Брат сообщал, что в боевой обстановке открыл в себе странные качества — необыкновенную чувствительность рук и способность видеть, кто из товарищей погибнет в бою. И если первому радовался, то от второго сильно страдал. Теперь перед атакой он старался не смотреть на солдат, чтобы ни на ком не увидеть роковой печати. Он заметил, что погибал тот, кто шел на врага с одеревеневшим затылком, от чего его голова казалась маленькой и опущенной вниз. Видимо, это был страх. Этот спазм он определял в бойцах издалека и безошибочно. Ужас…
Высокая чувствительность рук каким-то чудом была замечена командованием и его перевели в саперную часть. Там он воевал до Победы, ни разу не будучи раненым. А после войны еще долгое время разминировал Ленинград, не на одном доме оставил заветную надпись: «Проверено. Мин нет». Демобилизовался и попал домой только в августе 1950 года.
Позже Алексей Яковлевич о своей службе рассказывал: «Разные мины мне попадались: и наши фугасы по 5 или 10 килограмм, и немецкие противопехотные мины по 200 грамм и меньше, а также противотанковые с крышкой по 10 килограмм. Если в руках взорвется, то конец. И мина улетит, и ты улетишь, и все улетит… Стоишь на коленях, обеими руками отвинчиваешь крышку... и — никакого страха. Привык уже. Надо выполнять задание — значит, надо. Вообще у нас во взводе все ребята были не боязливые…»
Ну вот и все, первый этап ее ожидания завершен — никто из ее семьи теперь не был «под немцами», не считая Петра. Надежда была только на то, что в Германии брат работал, а не воевал. Все дорогие ей люди находились в строю и боролись с врагом на своих участках жизни.

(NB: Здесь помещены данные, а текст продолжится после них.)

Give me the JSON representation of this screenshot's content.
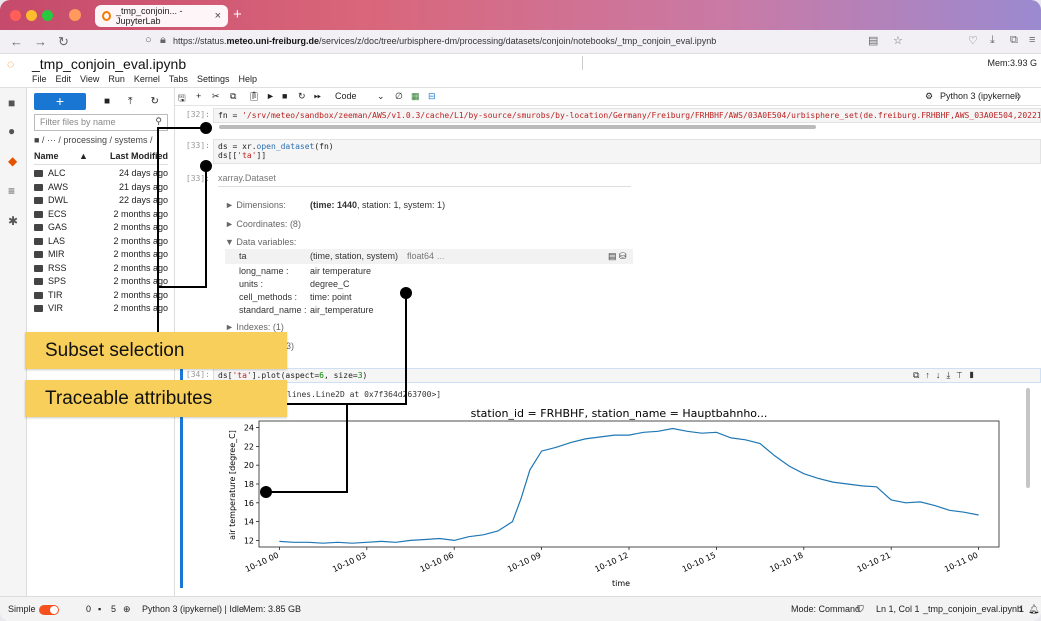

Начинался второй этап — ожидание Победы, хотя Прасковья Яковлевна понимала, что придет она нескоро. Заплатив за нее наивысшей ценой, только чаяла теперь, что больше платить не придется, что муж и братья вернутся домой живыми и здоровыми.
Победить ад
И полетели с фронта похоронки, ибо наши уже не оборонялись, попадая в плен, а наступали, проливая кровь и теряя жизни…
То, что в народе назвали похоронкой, было извещением о гибели советских военнослужащих в боях за Родину. Члены семей красноармейцев, воюющих с оружием в руках, с нетерпением ждали писем полевой почты, из которых узнавали, что родной и близкий человек жив. И только короткие слова почтальона: "Вам похоронка" — перечеркивали мечты о встрече, говорили, что дальнейшей совместной жизни с фронтовиком уже не будет. Этот клочок официальной бумаги как будто хоронил будущее. В этот момент жены становились вдовами, дети теряли отцов, многие из них превращались в сирот.
Похоронка была официальным документом, необходимым для обращения в военкомат по вопросу начисления семье погибшего военнослужащего пособия от государства. Составлялась и оформлялась похоронка в войсковой части, к которой был приписан военнослужащий, и отправлялась по месту жительства его семьи. Также данные о погибших заносились командиром в специальные донесения, отправляемые в архивы. Оттуда они могли быть запрошены семьей погибшего через военкоматы по месту жительства.
Горше похоронки были только извещения о том, что военнослужащий "пропал без вести": его вроде и в живых уже не было, и пособие семье не назначалось, поскольку не было определенности в том, куда он делся.
Случалось, что похоронку оформляли ошибочно, полагая, что человек погиб, но это бывало редко, исключительно редко.